To say I will miss Binns is an understatement of great magnitude, and I feel so sorry for the friends who work there who will lose their jobs.

To be honest, I can't imagine Darlington without Binns. It will leave a huge hole in my heart.

IN recent weeks, we’ve been looking at old sitcoms, so while talking about Binns, it seems appropriate to remember Are You Being Served? which was set in the ladies’ and gents’ clothing departments of the fictional Grace Bros department store. As the cash register theme tune began:

Ground floor: perfumery, stationery, and leather goods, wigs and haberdashery, kitchenware and food. Going up...

First floor: telephones, gents ready made suits, shirts, suits, ties, hats, underwear, and shoes. Going up...

Second floor: carpets, travel goods, and bedding, materials, soft furnishings, restaurants, and ties. Going down...

It ran for 10 series and 69 episodes from 1972 until 1985. It may not ever have reached our screens had it not been for the massacre at the Munich Olympics on September 8, 1872. Suddenly faced by hours of empty schedules, the BBC threw on a pilot episode that probably wouldn’t otherwise have been screened and it got such a positive reaction that the first series was commissioned.

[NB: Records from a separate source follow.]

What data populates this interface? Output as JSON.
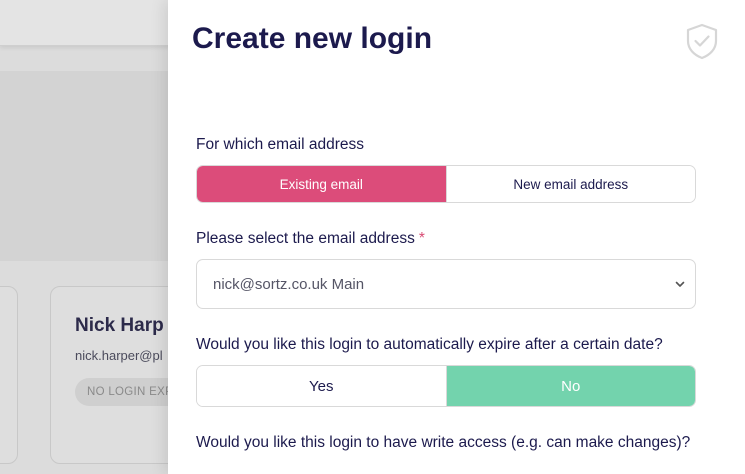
{
  "background": {
    "card": {
      "name": "Nick Harp",
      "email": "nick.harper@pl",
      "badge": "NO LOGIN EXP"
    }
  },
  "modal": {
    "title": "Create new login",
    "shield_icon": "shield-check-icon",
    "email_question": {
      "label": "For which email address",
      "options": [
        "Existing email",
        "New email address"
      ],
      "selected": "Existing email"
    },
    "select_email": {
      "label": "Please select the email address",
      "required_marker": "*",
      "value": "nick@sortz.co.uk Main"
    },
    "expire_question": {
      "label": "Would you like this login to automatically expire after a certain date?",
      "options": [
        "Yes",
        "No"
      ],
      "selected": "No"
    },
    "write_access_question": {
      "label": "Would you like this login to have write access (e.g. can make changes)?"
    }
  },
  "colors": {
    "accent_pink": "#dc4c7a",
    "accent_green": "#73d3ad",
    "title": "#1c1a4d"
  }
}
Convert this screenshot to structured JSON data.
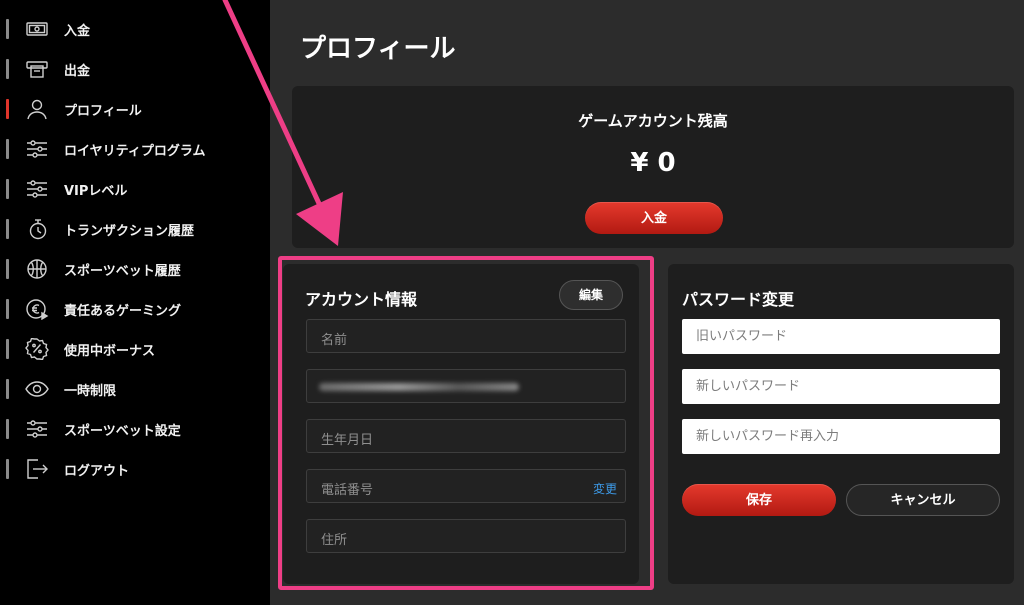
{
  "sidebar": {
    "items": [
      {
        "label": "入金",
        "icon": "cash-icon",
        "active": false
      },
      {
        "label": "出金",
        "icon": "atm-withdraw-icon",
        "active": false
      },
      {
        "label": "プロフィール",
        "icon": "user-icon",
        "active": true
      },
      {
        "label": "ロイヤリティプログラム",
        "icon": "sliders-icon",
        "active": false
      },
      {
        "label": "VIPレベル",
        "icon": "sliders-icon",
        "active": false
      },
      {
        "label": "トランザクション履歴",
        "icon": "timer-icon",
        "active": false
      },
      {
        "label": "スポーツベット履歴",
        "icon": "ball-icon",
        "active": false
      },
      {
        "label": "責任あるゲーミング",
        "icon": "euro-play-icon",
        "active": false
      },
      {
        "label": "使用中ボーナス",
        "icon": "percent-badge-icon",
        "active": false
      },
      {
        "label": "一時制限",
        "icon": "eye-icon",
        "active": false
      },
      {
        "label": "スポーツベット設定",
        "icon": "sliders-icon",
        "active": false
      },
      {
        "label": "ログアウト",
        "icon": "logout-icon",
        "active": false
      }
    ]
  },
  "main": {
    "title": "プロフィール",
    "balance": {
      "title": "ゲームアカウント残高",
      "amount": "¥ 0",
      "deposit_label": "入金"
    },
    "account": {
      "heading": "アカウント情報",
      "edit_label": "編集",
      "fields": {
        "name": "名前",
        "birthdate": "生年月日",
        "phone": "電話番号",
        "address": "住所"
      },
      "change_label": "変更"
    },
    "password": {
      "heading": "パスワード変更",
      "old_placeholder": "旧いパスワード",
      "new_placeholder": "新しいパスワード",
      "confirm_placeholder": "新しいパスワード再入力",
      "save_label": "保存",
      "cancel_label": "キャンセル"
    }
  },
  "colors": {
    "accent_red": "#d62a1f",
    "highlight_pink": "#ee3e86",
    "link_blue": "#3d9be9"
  }
}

One of the stars was Wendy Richard, whose physique was more admired than her Cockney vowels. Despite her accent, she was born as Wendy Emerton in the Corporation Hotel in Middlesbrough in 1943, where her parents were briefly the licensees.

The Corporation was a remarkably large hotel on the corner of Corporation Road and Albert Road and was demolished in 1971 to make way for the Cleveland Centre shopping mall.

Ms Richard, who took her stage name from a chain of women’s fashion shops, became better known as the EastEnders matriarch Pauline Fowler. She died in 2009.

Are You Being Served? specialised in crude double entendres. Indeed, the hairs on Mrs Slocombe’s pussy would have stood on end had it realised the full implications of what Mr “I’m free” Inman was up to.

Was it any good? Unlike Kitten Kong in the Goodies, or “Don’t tell him, Pike” from Dad’s Army, or Fork Handles from the Two Ronnies, are there any stand-out moments from Are You Being Served?

Or do you just remember the crude gags that Mrs Slocombe’s pussy really did not careful handling?